The FTSE ‘Dam’ is due to Burst Soon

The rise in the FTSE last week has taken the index to the same level that it was at 10 months ago. Nothing exceptional about that, you may say. But the point is that this is getting towards the end of the historical maximum period before the market ‘blows off’ – one way or the other.

Looking back over the last 9 years of the FTSE 100 index you can see from the chart below (click on it to enlarge it) that each time there has been a lengthy sideways period (of Consolidation or Distribution) it has been followed by a significant move -

It is during such follow-up moves, up or down, that significant profits can be made.

The current period is further enhanced by the extra compression that comes from the coming together of the two moving averages. These two are good trend identifiers but, when ‘mixing’ together they indicate a building compression which will, eventually, be released by a strong move. And, after 10 months of sidling along, such a move is due soon.

All of this tends to support our view that this Autumn will see the FTSE move decisively.

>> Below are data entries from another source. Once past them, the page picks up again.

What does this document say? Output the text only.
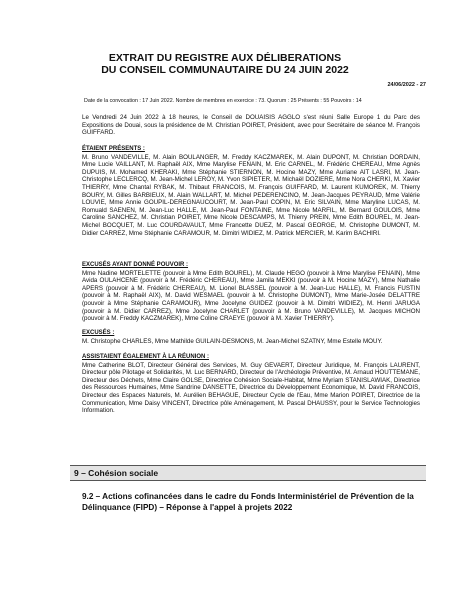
EXTRAIT DU REGISTRE AUX DÉLIBERATIONS
DU CONSEIL COMMUNAUTAIRE DU 24 JUIN 2022
24/06/2022 - 27
Date de la convocation : 17 Juin 2022. Nombre de membres en exercice : 73. Quorum : 25 Présents : 55 Pouvoirs : 14
Le Vendredi 24 Juin 2022 à 18 heures, le Conseil de DOUAISIS AGGLO s'est réuni Salle Europe 1 du Parc des Expositions de Douai, sous la présidence de M. Christian POIRET, Président, avec pour Secrétaire de séance M. François GUIFFARD.
ÉTAIENT PRÉSENTS :
M. Bruno VANDEVILLE, M. Alain BOULANGER, M. Freddy KACZMAREK, M. Alain DUPONT, M. Christian DORDAIN, Mme Lucie VAILLANT, M. Raphaël AIX, Mme Marylise FENAIN, M. Eric CARNEL, M. Frédéric CHEREAU, Mme Agnès DUPUIS, M. Mohamed KHERAKI, Mme Stéphanie STIERNON, M. Hocine MAZY, Mme Auriane AIT LASRI, M. Jean-Christophe LECLERCQ, M. Jean-Michel LEROY, M. Yvon SIPIETER, M. Michaël DOZIERE, Mme Nora CHERKI, M. Xavier THIERRY, Mme Chantal RYBAK, M. Thibaut FRANCOIS, M. François GUIFFARD, M. Laurent KUMOREK, M. Thierry BOURY, M. Gilles BARBIEUX, M. Alain WALLART, M. Michel PEDERENCINO, M. Jean-Jacques PEYRAUD, Mme Valérie LOUVIE, Mme Annie GOUPIL-DEREGNAUCOURT, M. Jean-Paul COPIN, M. Eric SILVAIN, Mme Maryline LUCAS, M. Romuald SAENEN, M. Jean-Luc HALLE, M. Jean-Paul FONTAINE, Mme Nicole MARFIL, M. Bernard GOULOIS, Mme Caroline SANCHEZ, M. Christian POIRET, Mme Nicole DESCAMPS, M. Thierry PREIN, Mme Edith BOUREL, M. Jean-Michel BOCQUET, M. Luc COURDAVAULT, Mme Francette DUEZ, M. Pascal GEORGE, M. Christophe DUMONT, M. Didier CARREZ, Mme Stéphanie CARAMOUR, M. Dimitri WIDIEZ, M. Patrick MERCIER, M. Karim BACHIRI.
EXCUSÉS AYANT DONNÉ POUVOIR :
Mme Nadine MORTELETTE (pouvoir à Mme Edith BOUREL), M. Claude HEGO (pouvoir à Mme Marylise FENAIN), Mme Avida OULAHCENE (pouvoir à M. Frédéric CHEREAU), Mme Jamila MEKKI (pouvoir à M. Hocine MAZY), Mme Nathalie APERS (pouvoir à M. Frédéric CHEREAU), M. Lionel BLASSEL (pouvoir à M. Jean-Luc HALLE), M. Francis FUSTIN (pouvoir à M. Raphaël AIX), M. David WESMAEL (pouvoir à M. Christophe DUMONT), Mme Marie-Josée DELATTRE (pouvoir à Mme Stéphanie CARAMOUR), Mme Jocelyne GUIDEZ (pouvoir à M. Dimitri WIDIEZ), M. Henri JARUGA (pouvoir à M. Didier CARREZ), Mme Jocelyne CHARLET (pouvoir à M. Bruno VANDEVILLE), M. Jacques MICHON (pouvoir à M. Freddy KACZMAREK), Mme Coline CRAEYE (pouvoir à M. Xavier THIERRY).
EXCUSÉS :
M. Christophe CHARLES, Mme Mathilde GUILAIN-DESMONS, M. Jean-Michel SZATNY, Mme Estelle MOUY.
ASSISTAIENT ÉGALEMENT À LA RÉUNION :
Mme Catherine BLOT, Directeur Général des Services, M. Guy GEVAERT, Directeur Juridique, M. François LAURENT, Directeur pôle Pilotage et Solidarités, M. Luc BERNARD, Directeur de l'Archéologie Préventive, M. Arnaud HOUTTEMANE, Directeur des Déchets, Mme Claire GOLSE, Directrice Cohésion Sociale-Habitat, Mme Myriam STANISLAWIAK, Directrice des Ressources Humaines, Mme Sandrine DANSETTE, Directrice du Développement Economique, M. David FRANCOIS, Directeur des Espaces Naturels, M. Aurélien BEHAGUE, Directeur Cycle de l'Eau, Mme Marion POIRET, Directrice de la Communication, Mme Daisy VINCENT, Directrice pôle Aménagement, M. Pascal DHAUSSY, pour le Service Technologies Information.
9 – Cohésion sociale
9.2 – Actions cofinancées dans le cadre du Fonds Interministériel de Prévention de la Délinquance (FIPD) – Réponse à l'appel à projets 2022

We are ready for it. Are you?

Is the FTSE heading to 6000?

The FTSE 100’s 226 point rise last week was a show of strength and we continue to be impressed by the support provided by the 5010-5350 block area which has, over the last year, prevented the index from plummeting.

This area of 5010 to 5350 remains key to the FTSE’s future. If the index can stay, above 5350 then the rally will continue and the trend should change to an uptrend with 6000 then becoming a real possibility.

A large and decisive move is likely to get underweigh this Autumn and, on our current analysis of the technical signals and despite the positive signals of last week’s rise, that move is likely to be down; and sharply down at that. Probably to 4800 and then lower. At best we would put the current ‘odds’ at 60:40 on a down move.